Bon à savoir : cette déclaration d’insaisissabilité prend effet uniquement à l’égard des dettes nées après les formalités précitées. L’entrepreneur individuel peut également opter pour l’EIRL afin de limiter sa responsabilité.

**Le bénéfice du régime de micro-entrepreneur est conditionné par la réalisation d’un chiffre d’affaires annuel ne dépassant pas les seuils suivants :

  • 170 000 € : activité commerciale ou hébergement ;
  • 70 000 € : prestations de service et professions libérales.

***Pour créer une SARL ou une EURL, il est nécessaire de :

  • Rédiger les statuts sociaux avec les mentions obligatoires prévues par la loi ;
  • Libération des apports ;
  • Évaluation des biens apportés en nature ;
  • Signature des statuts de la SARL;
  • Désignation éventuelle du gérant par acte séparé ;
  • Publication d’un avis de constitution dans un JAL ;
  • Envoi du dossier d’immatriculation.

 

Qu’est-ce qu’une coopérative d’activité et d’emploi (CAE) ?

Le statut de la coopérative d’activité et d’emploi est prévu par la loi du 31 juillet 2014 sur l’Économie Sociale et Solidaire. Cette structure est considérée comme une SCOP, c’est-à-dire une société coopérative et participative avec :

  • Un gérant ;
  • Plusieurs chargés de mission ;
  • Un capital détenu à plus de 50 % par les salariés-associés.

Différentes activités sont admises, à savoir :

  • Activités commerciales ;
  • Activités artisanales ;
  • Activités artistiques ;
  • Prestations de services.

Principe

Une CAE est un b>centre d’accueil et d’aide pour les entrepreneurs ne souhaitant pas se lancer seul pour différents motifs :

  • Besoin de tester le projet ;
  • Absence de lieu d’hébergement professionnel ;
  • Manque d’apport personnel.

Voici les principes caractérisant le fonctionnement d’une CAE :

  • L’autonomie de l’entrepreneur-salarié ;
  • Le salariat ;
  • L’accompagnement individuel ;
  • L’évolution vers le statut de salarié-coopérateur.

Fonctionnement

Chacune des deux parties (CAE et entrepreneur) dispose des engagements propres.

Du côté de l’entrepreneur

Une fois admis dans la coopérative d’activité et d’emploi, l’entrepreneur signe un contrat d’appui au projet d’entreprise ou CAPE. Il procède lui-même à la recherche de ses clients et dispose d’une autonomie concernant :

  • La négociation et la fixation des tarifs ;
  • La réalisation des prestations.

Néanmoins, l’entrepreneur-salarié n’encaisse aucun paiement. Il établit une facture précisant les coordonnées de la CAE. Ensuite, les clients paient les coûts de prestations à l’ordre de la coopérative. Si le chiffre d’affaires est suffisant, le CAPE se transforme en contrat de travail à durée indéterminée (CDI). Ainsi, le porteur de projet devient entrepreneur-salarié au sein de la CAE.

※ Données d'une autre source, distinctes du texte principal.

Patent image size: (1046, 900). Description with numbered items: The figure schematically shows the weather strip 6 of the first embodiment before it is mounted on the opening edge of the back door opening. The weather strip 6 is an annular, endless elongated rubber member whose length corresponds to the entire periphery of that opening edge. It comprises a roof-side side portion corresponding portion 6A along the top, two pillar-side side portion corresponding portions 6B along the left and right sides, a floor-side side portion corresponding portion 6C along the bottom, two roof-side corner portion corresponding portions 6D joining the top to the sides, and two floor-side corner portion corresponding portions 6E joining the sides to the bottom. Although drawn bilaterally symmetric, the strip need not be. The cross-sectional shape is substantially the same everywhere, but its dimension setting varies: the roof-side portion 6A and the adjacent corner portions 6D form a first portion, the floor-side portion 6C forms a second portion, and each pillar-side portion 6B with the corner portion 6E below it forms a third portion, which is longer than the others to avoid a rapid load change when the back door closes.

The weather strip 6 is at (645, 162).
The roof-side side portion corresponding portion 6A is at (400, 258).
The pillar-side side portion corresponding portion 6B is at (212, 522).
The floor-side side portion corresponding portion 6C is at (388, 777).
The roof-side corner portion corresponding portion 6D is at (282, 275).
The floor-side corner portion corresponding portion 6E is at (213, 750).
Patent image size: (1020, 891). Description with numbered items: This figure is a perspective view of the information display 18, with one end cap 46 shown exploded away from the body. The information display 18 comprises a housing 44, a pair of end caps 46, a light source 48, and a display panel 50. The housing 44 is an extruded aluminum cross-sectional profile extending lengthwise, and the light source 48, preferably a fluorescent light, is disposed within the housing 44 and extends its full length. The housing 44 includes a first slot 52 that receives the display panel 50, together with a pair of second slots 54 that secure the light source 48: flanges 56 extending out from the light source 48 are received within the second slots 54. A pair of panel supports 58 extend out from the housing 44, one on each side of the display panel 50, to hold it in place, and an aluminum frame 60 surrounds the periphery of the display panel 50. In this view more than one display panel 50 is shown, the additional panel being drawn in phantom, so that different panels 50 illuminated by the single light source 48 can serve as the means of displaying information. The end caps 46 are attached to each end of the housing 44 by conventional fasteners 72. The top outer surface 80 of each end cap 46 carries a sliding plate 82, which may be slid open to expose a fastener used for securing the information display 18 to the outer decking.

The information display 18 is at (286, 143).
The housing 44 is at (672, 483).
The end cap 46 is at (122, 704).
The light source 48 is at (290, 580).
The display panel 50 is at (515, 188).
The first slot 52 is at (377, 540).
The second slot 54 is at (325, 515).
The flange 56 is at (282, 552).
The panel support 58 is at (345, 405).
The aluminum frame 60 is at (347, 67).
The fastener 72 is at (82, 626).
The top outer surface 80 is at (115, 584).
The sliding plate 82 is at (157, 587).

Sa rémunération mensuelle est fixée en fonction de son chiffre d’affaires prévisionnel après déduction des sommes suivantes :

  • Cotisations sociales ;
  • Frais d’environ 10 % relatifs aux services proposés par la coopérative et déduits dès la première facturation.

En pratique, le salaire de l’entrepreneur se situe généralement entre 50 et 60 % du chiffre d’affaires. Une augmentation est possible au fur et à mesure que l’activité se développe.

Par ailleurs, l’entrepreneur-salarié bénéficie au minimum de deux entretiens individuels d’accompagnement chaque année. Ceux-ci concernent tous les aspects du projet (marketing, gestion, statut juridique, communication ou encore aides et financements). Parfois, la coopérative propose des formations.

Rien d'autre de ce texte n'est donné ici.